Mr Downer, who overall is a good friend of the Pacific Islands, allowing for Australia's obvious interest in having dominance in the region, is sniffy about what he thinks would be a reversion to blackbirding days. However, he said in a Radio Australia interview he's “happy” about the admission of 1500 to 1600 Fiji islanders annually as migrants. He believes the “challenge” is for Fiji to train unskilled people in vocational skills. Yeah, and after being trained, where do skilled Fiji Islanders head for? They head for Australia, allowed in under the migration policy that gives preference to mechanics, plumbers, electricians, carpenters and a host of other occupations for which there are thousands of vacancies in Australia because Australians won't train for them. The brain drain from Fiji to Australia is immense, one that started way before the coups of 1987 and 2000. The cost to Fiji is also immense; millions of dollars worth of skills sucked away to Australia, New Zealand, or other richer pastures.

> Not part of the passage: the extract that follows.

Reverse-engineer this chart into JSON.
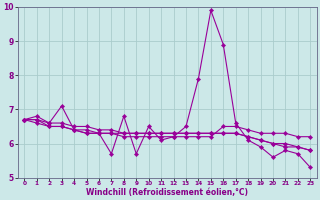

What drives Pacific Islanders to migrate is a lack of opportunity in their own countries and political circumstances, such as in Fiji, Tonga, and in the Cook Islands, where frustration and disgust aroused by the incestuous and corrupt style of the domestic politics drive disillusioned people abroad.

The future prospects of many Pacific Islands states are dark. Think about population growth rates, practically zero resources, inept governance, geographic isolation and wonder about the fate awaiting the Marshall Islands, Federated States of Micronesia, Kiribati, Tuvalu, Tonga, and some elements of Melanesia.

How on Earth will some of these microstates flourish when the odds stacked against them are of the magnitudes that they are? Will the Compact states ever be independent of the United States? Where would Samoa and Tonga be without remittances?

The Pacific Plan, which may or may not have been approved by the Pacific Islands Forum by the time this edition of ISLANDS BUSINESS is published, is not a secure liferaft for them. And as for the hints of salvation in the form of free trade markets being presented to them, these are surely a cruel illusion for economies that have nothing or virtually nothing to offer in trade.

Free trade will be but a one-way trade with Australia and New Zealand in the first place being positioned to unload their wares on the Pacific Islands to the tune of more billion dollars in addition to the several billions worth they supply now.

Pacific Islands leaders are becoming aware that the vision of free trade is quite likely a façade. If, as of now, Pacific Islands banana plantations could overnight be restored and improved to supply quality fruit that Australia could invent no excuse for not accepting, what would happen? The banana growers of Queensland and New South Wales would raise objections any Australian government would ignore at its peril.

The labour issue was one waiting to surface at the Port Moresby Forum. Some elements of the Australian trade union movement have signalled that they are prepared to accept “guest workers” on their conditions-basically not at the cost of the job of any recumbent Aussie layabout and equal pay for equal work.

Australia has genuine cause for reservations about “guest workers”-a euphemism for temporary sweatshop labour treated somewhat more kindly than the good old blackbirding days. Basically it has a nightmare about hordes of overstayers becoming illegal presences too large, vocal and troublesome to boot back home. But we wonder if that scenario should be taken to be a convincing one.

For most Pacific Islanders, there's still no place like home, and home is where dependents and customary obligations exert a powerful draw. Most 'guests' will have a desire to preserve a clean slate with Australia so as to be able to return again and again for jobs an increasing number of Australians have neither the desire nor the competency to perform.